When: Now, until Fri., Jan. 31
Highlight: Kathleen Black’s grungy production design
Rating: NNNN (out of 5)
Why you should go: An immersive staging of an intense script, brought to life with a marvelous ensemble cast


SINCE ITS U.K. premiere in 2009, Mike Bartlett’s Cock has ruled the roost as a penetrating interrogation of sexual identity, fidelity and aggression. It centres around John (Jakob Ehman), whose previously unquestioned faith in his homosexual identity is shaken by a charming meet-cute with a woman (Tess Benger), resulting in unexpected romantic feelings that complicate his relationship with the man he’s always loved (Michael Torontow). Neither of the romantic rivals is ever named in the dialogue, referred to in the script and program as W and M, respectively. Talk Is Free Theatre’s (TIFT) intense revival, directed by Dylan Trowbridge, graces Toronto’s east end with a confident swagger that knows how to satisfy.
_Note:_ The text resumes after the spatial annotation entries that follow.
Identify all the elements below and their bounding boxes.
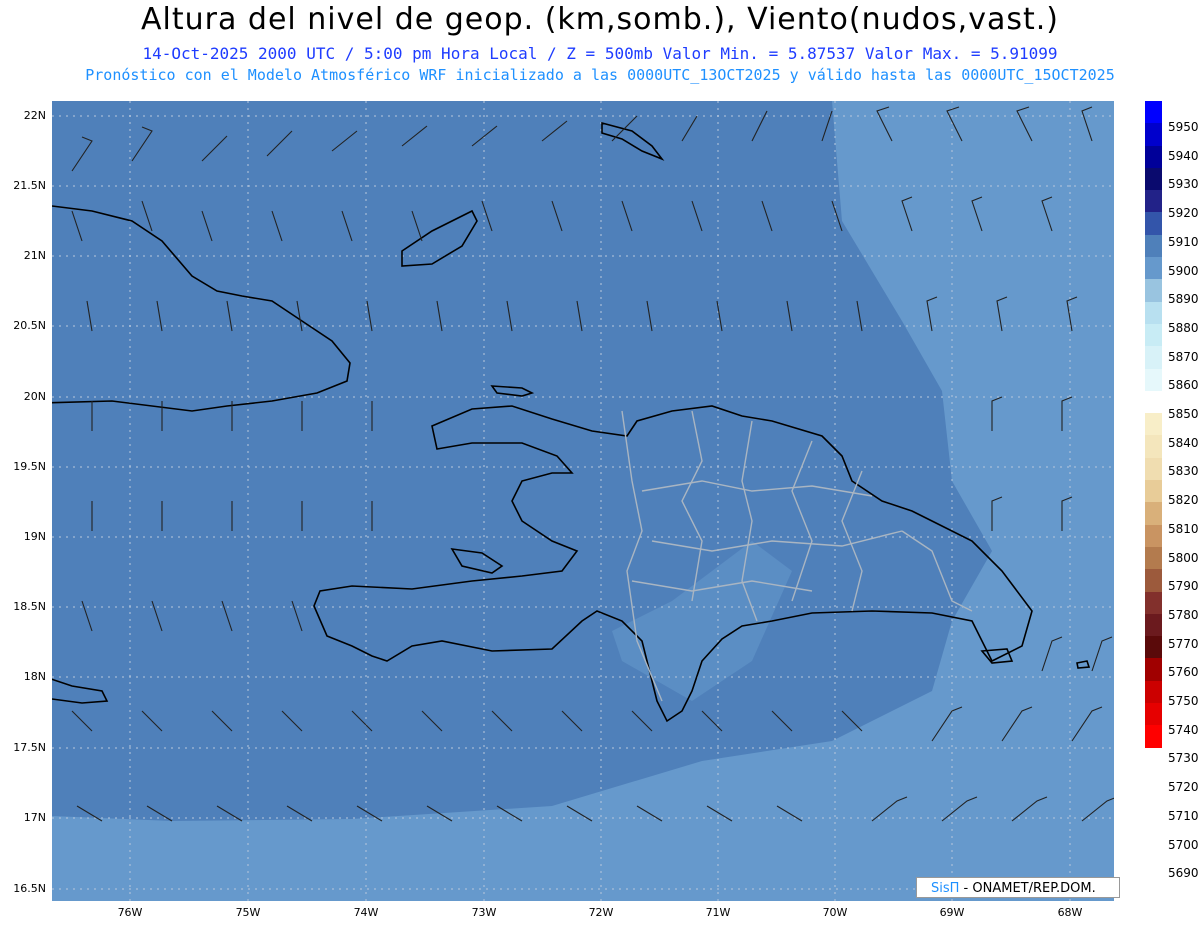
colorbar-label: 5860	[1168, 378, 1199, 393]
jamaica-coast	[52, 678, 109, 704]
colorbar-legend	[1145, 101, 1162, 748]
colorbar-label: 5820	[1168, 493, 1199, 508]
colorbar-swatch	[1145, 368, 1162, 391]
colorbar-swatch	[1145, 190, 1162, 213]
colorbar-swatch	[1145, 457, 1162, 481]
colorbar-label: 5790	[1168, 579, 1199, 594]
lon-label-69w: 69W	[939, 906, 965, 919]
inagua-island	[401, 209, 478, 267]
model-init-subtitle: Pronóstico con el Modelo Atmosférico WRF…	[85, 66, 1115, 84]
valid-time-subtitle: 14-Oct-2025 2000 UTC / 5:00 pm Hora Loca…	[142, 44, 1058, 63]
colorbar-swatch	[1145, 480, 1162, 503]
lat-label-21-5n: 21.5N	[13, 179, 46, 192]
lon-label-72w: 72W	[588, 906, 614, 919]
colorbar-label: 5780	[1168, 607, 1199, 622]
colorbar-swatch	[1145, 123, 1162, 146]
cuba-coast	[52, 205, 351, 412]
lat-label-22n: 22N	[23, 109, 46, 122]
lon-label-68w: 68W	[1057, 906, 1083, 919]
colorbar-swatch	[1145, 346, 1162, 369]
lat-label-19-5n: 19.5N	[13, 460, 46, 473]
colorbar-label: 5730	[1168, 751, 1199, 766]
brand-logo: SisΠ	[931, 881, 960, 896]
colorbar-label: 5900	[1168, 263, 1199, 278]
colorbar-label: 5910	[1168, 234, 1199, 249]
lon-label-75w: 75W	[235, 906, 261, 919]
colorbar-label: 5870	[1168, 349, 1199, 364]
lat-label-20n: 20N	[23, 390, 46, 403]
colorbar-swatch	[1145, 167, 1162, 191]
colorbar-swatch	[1145, 680, 1162, 704]
shade-east	[52, 101, 1114, 901]
colorbar-label: 5750	[1168, 694, 1199, 708]
colorbar-label: 5720	[1168, 780, 1199, 795]
colorbar-swatch	[1145, 546, 1162, 570]
lat-label-19n: 19N	[23, 530, 46, 543]
colorbar-label: 5840	[1168, 435, 1199, 450]
credit-box: SisΠ - ONAMET/REP.DOM.	[916, 877, 1120, 898]
colorbar-swatch	[1145, 703, 1162, 726]
colorbar-label: 5890	[1168, 292, 1199, 307]
lon-label-71w: 71W	[705, 906, 731, 919]
colorbar-label: 5810	[1168, 521, 1199, 536]
colorbar-swatch	[1145, 145, 1162, 168]
colorbar-label: 5690	[1168, 866, 1199, 881]
caicos-island	[601, 121, 665, 161]
colorbar-label: 5920	[1168, 206, 1199, 221]
colorbar-swatch	[1145, 502, 1162, 525]
shade-south	[612, 541, 792, 701]
colorbar-label: 5800	[1168, 550, 1199, 565]
gonave-island	[450, 547, 504, 574]
colorbar-label: 5770	[1168, 636, 1199, 651]
colorbar-swatch	[1145, 212, 1162, 235]
colorbar-label: 5930	[1168, 177, 1199, 192]
colorbar-swatch	[1145, 301, 1162, 324]
lon-label-74w: 74W	[353, 906, 379, 919]
colorbar-label: 5940	[1168, 148, 1199, 163]
credit-text: - ONAMET/REP.DOM.	[959, 881, 1096, 896]
colorbar-swatch	[1145, 390, 1162, 414]
colorbar-swatch	[1145, 725, 1162, 748]
map-canvas	[52, 101, 1114, 901]
tortuga-island	[490, 385, 535, 397]
colorbar-label: 5880	[1168, 320, 1199, 335]
lon-label-70w: 70W	[822, 906, 848, 919]
colorbar-swatch	[1145, 101, 1162, 124]
lat-label-21n: 21N	[23, 249, 46, 262]
colorbar-swatch	[1145, 569, 1162, 592]
lat-label-18n: 18N	[23, 670, 46, 683]
colorbar-swatch	[1145, 257, 1162, 280]
lon-label-76w: 76W	[117, 906, 143, 919]
colorbar-label: 5950	[1168, 120, 1199, 134]
lat-label-18-5n: 18.5N	[13, 600, 46, 613]
colorbar-label: 5850	[1168, 407, 1199, 421]
colorbar-swatch	[1145, 658, 1162, 681]
colorbar-swatch	[1145, 524, 1162, 547]
colorbar-swatch	[1145, 435, 1162, 458]
lon-label-73w: 73W	[471, 906, 497, 919]
colorbar-swatch	[1145, 323, 1162, 347]
lat-label-16-5n: 16.5N	[13, 882, 46, 895]
colorbar-swatch	[1145, 413, 1162, 436]
colorbar-swatch	[1145, 636, 1162, 659]
colorbar-swatch	[1145, 279, 1162, 302]
lat-label-20-5n: 20.5N	[13, 319, 46, 332]
lat-label-17n: 17N	[23, 811, 46, 824]
colorbar-label: 5830	[1168, 464, 1199, 479]
map-title: Altura del nivel de geop. (km,somb.), Vi…	[141, 2, 1059, 37]
forecast-map	[52, 101, 1114, 901]
colorbar-label: 5700	[1168, 837, 1199, 852]
colorbar-label: 5760	[1168, 665, 1199, 680]
colorbar-swatch	[1145, 234, 1162, 258]
colorbar-label: 5710	[1168, 808, 1199, 823]
lat-label-17-5n: 17.5N	[13, 741, 46, 754]
colorbar-swatch	[1145, 591, 1162, 614]
colorbar-label: 5740	[1168, 722, 1199, 737]
colorbar-swatch	[1145, 613, 1162, 637]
This production’s coup (or coop?) de théâtre is undeniably its immersive staging in a grungy industrial space (production design by Kathleen Black), establishing a chilling semiotic dissonance when these surroundings are meant to stand in for a “very expensive home.” A bare bulb dangles above the room’s centre. The metal garage door through which the audience enters the space periodically rattles throughout the performance; it’s unclear if that sound is an intentional creative choice or the result of the drafty corridor outside, but it proves foundational to the ambience either way. The rectangular in-the-round seating configuration encircles the onstage action, though the actors spend much of their time in one of four seats that’s positioned in the middle of each row of spectators, like the railroads on a Monopoly board.

All of these details are poised to give the unmistakable impression of attending a cockfight, which isn’t necessarily unique to this production. Even the play’s Wikipedia page describes the third act as “reminiscent of a cockfight,” using four footnotes to evince that point.

Despite that comparison deriving so organically from the title, I’m a little sceptical that it’s really so fitting an analogy. How exactly is this dramatic scenario akin to a cockfight? The violence here is all psychic rather than physical. Its combatants are not all roosters, as it’s precisely the entrance of a hen that sets the conflict in motion. Moreover, I don’t believe cockfights typically involve a third participant for whose affections the other two are duelling. Fighting roosters probably have no personal stake in the action at all, being thrown into the ring by external forces beyond their control or comprehension. The staging’s intimate realism makes the audience’s gaze feel voyeuristic, rather than the event being orchestrated entirely for their amusement, to say nothing of gambling upon its outcome. To be clear, this critique is purely conceptual; experientially, the atmosphere that Trowbridge has conjured is spot on, even if the play’s animating metaphor is somewhat dubious.

Chin-stroking aside (for now), the other main reason to see this show is its marvellous ensemble cast. Ehman perfectly embodies all of John’s flaws and anxieties, from quivering like a frightened child in one moment to foaming at the mouth in the next. Torontow makes M’s complicated pain of betrayal remarkably legible, even while he tries so hard to be the strong adult in the room. Benger enters the scene as an adorkable inheritor of the manic-pixie-dreamgirl archetype but soon reveals more beneath the surface than that trope would usually imply. Kevin Bundy arrives late as a fourth character whose role is best left unspoiled, with the addition of his energy being a sheer delight. (It’s worth noting that Cock’s first preview was on the same day as the closing matinee of Mirvish’s Titanique, making this an especially impressive feat of stamina and gear-shifting for Torontow and Benger.)

There remains something a little curious about how the plot is only made possible by all of the characters collectively finding the concept of bisexuality virtually unfathomable. The word appears only once in the dialogue, shockingly close to the end, only to be flatly dismissed without any serious consideration. On one hand, we might chalk this up to 2009 apparently being ages ago, at least in terms of widespread understanding and tolerance toward diverse sexual identities outside the hetero/homo binary.

On the other hand, Bartlett seems to be pecking at a deeper philosophical query. What could have simply been a gendered twist on the familiar two-dates-to-the-prom sitcom setup is intensified by every character’s insistence that what’s at stake is less a matter of whom John loves and more a probing ontological question of who he is. The choice isn’t really about which complex individual he wants to be with but whether he’d prefer to be with M or W. Forget their rich characterizations; they might as well be stick figures on bathroom doors. In this Hamletian tragedy of indecision, John clashes with societal pressures to reduce his identity to sexual preference, with potentially self-obliterating effects.